Home Editorial Editorial: Muslim Plight in India under Modi

Editorial: Muslim Plight in India under Modi

The world continues to ignore increasing discrimination against Muslims in India

by Editorial

File photo. Biju Boro—AFP

Indian Finance Minister Nirmala Sitharaman, speaking at a conference in Washington last week, rebuffed concerns over violence against Muslims in India, claiming the minority community isn’t doing too poorly as its population continues to grow. The obvious falsehood was uttered without taking into account how Indian Muslims, numbering around 200 million, continue to face discrimination in employment, education and housing, and are increasingly subjected to communal violence as the Narendra Modi-led government seeks curbs on their fundamental rights.

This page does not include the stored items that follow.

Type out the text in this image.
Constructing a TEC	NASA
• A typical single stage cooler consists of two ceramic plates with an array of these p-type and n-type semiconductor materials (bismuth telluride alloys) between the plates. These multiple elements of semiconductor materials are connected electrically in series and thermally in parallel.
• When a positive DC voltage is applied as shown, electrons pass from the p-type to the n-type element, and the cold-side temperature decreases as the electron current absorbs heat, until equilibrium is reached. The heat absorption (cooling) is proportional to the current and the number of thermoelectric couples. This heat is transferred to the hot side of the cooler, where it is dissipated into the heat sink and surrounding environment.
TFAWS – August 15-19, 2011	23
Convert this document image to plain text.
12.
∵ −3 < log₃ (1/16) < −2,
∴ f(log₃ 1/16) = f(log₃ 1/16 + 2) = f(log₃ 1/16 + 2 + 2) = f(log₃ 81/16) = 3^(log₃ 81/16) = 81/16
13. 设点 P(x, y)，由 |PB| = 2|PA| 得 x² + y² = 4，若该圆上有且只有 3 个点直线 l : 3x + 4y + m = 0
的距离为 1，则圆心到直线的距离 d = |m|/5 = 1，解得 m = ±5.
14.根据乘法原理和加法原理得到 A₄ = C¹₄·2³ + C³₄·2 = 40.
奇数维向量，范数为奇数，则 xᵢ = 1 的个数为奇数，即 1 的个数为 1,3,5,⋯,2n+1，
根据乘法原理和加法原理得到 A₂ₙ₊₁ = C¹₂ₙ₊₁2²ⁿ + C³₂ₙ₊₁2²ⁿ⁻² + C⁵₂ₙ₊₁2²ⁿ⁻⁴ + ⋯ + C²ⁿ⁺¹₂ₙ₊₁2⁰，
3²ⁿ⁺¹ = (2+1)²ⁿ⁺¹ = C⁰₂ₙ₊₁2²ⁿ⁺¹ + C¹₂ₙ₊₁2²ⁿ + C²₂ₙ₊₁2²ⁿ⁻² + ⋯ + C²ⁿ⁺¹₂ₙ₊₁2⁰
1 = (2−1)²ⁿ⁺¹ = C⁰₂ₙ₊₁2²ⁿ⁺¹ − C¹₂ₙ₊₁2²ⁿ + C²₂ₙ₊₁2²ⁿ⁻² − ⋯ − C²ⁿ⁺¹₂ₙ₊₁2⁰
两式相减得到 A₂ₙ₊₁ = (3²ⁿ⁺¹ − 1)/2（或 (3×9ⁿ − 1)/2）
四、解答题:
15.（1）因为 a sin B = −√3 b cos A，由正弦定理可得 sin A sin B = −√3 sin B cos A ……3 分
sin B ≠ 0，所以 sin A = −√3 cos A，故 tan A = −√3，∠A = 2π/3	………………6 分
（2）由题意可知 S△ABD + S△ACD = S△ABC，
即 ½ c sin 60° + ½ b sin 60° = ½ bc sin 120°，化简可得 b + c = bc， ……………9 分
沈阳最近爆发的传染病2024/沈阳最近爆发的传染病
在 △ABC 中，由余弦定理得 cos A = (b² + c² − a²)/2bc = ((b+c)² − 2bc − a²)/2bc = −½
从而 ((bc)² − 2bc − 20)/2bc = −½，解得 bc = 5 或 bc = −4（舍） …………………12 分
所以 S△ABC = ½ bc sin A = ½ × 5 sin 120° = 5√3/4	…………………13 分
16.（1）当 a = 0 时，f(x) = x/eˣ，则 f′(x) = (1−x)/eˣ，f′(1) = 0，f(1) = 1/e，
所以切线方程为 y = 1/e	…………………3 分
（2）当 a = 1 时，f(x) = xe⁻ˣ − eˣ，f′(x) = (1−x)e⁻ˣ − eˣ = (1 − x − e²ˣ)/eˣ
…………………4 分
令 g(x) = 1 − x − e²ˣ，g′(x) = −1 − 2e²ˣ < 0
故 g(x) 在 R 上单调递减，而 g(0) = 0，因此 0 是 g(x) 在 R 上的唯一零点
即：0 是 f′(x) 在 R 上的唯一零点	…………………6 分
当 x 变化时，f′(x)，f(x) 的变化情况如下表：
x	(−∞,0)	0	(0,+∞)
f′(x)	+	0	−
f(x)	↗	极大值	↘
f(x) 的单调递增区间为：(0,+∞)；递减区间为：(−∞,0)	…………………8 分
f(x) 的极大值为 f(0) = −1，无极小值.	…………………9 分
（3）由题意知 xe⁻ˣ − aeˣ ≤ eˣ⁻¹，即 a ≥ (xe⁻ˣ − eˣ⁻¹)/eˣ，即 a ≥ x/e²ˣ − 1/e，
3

Over the past two decades, Muslim representation in India’s parliament has stagnated, with the minority comprising just 5 percent of the lawmakers in the Lok Sabha after the 2019 elections. Separately, reports have found that roughly half of Indian police show an anti-Muslim bias, making them less likely to intervene to stop crimes against Muslims. There is also widespread impunity for attacks on Muslims, with Indian states increasingly passing laws restricting their religious freedoms in the form of anti-conversion laws and bans on wearing headscarves in school. Authorities often resort to extrajudicial means to punish Muslims, through a practice critics call “bulldozer justice.”

In August 2019, Modi diminished Jammu and Kashmir’s status as India’s only Muslim-majority state by splitting it into two union territories and abrogating its special constitutional status. Since then, authorities have increasingly cracked down on local residents, often under the guise of maintaining security. In 2021 alone, internet services in the region were blocked 85 times, while journalists continue to be harassed and arrested, and prominent political figures and activists detained. Despite government claims of the security situation improving, dozens of civilians have been killed by armed groups since 2019.

The world has willfully turned a blind eye to India’s human rights violations. When then-U.S. President Donald Trump visited India in February 2020, he praised Modi’s commitment to religious freedom, saying nothing about the plight of the Muslims. The incumbent Joe Biden administration has reportedly voiced concerns in private, but continues to expand cooperation with India in trade and security. In its 2020 report, the U.S. Commission on International Religious Freedom classified India as a “country of particular concern”—its lowest rating—for the first time since 2004, and urged Washington to sanction Indian officials responsible for abuses. Some members of the U.S. Congress have also expressed concerns. But with India posing an attractive counter to China—the villain-du-jour of the U.S.—Washington regularly abandons its own principles to align with India, betraying the indifference that is now commonplace in matters of foreign policy.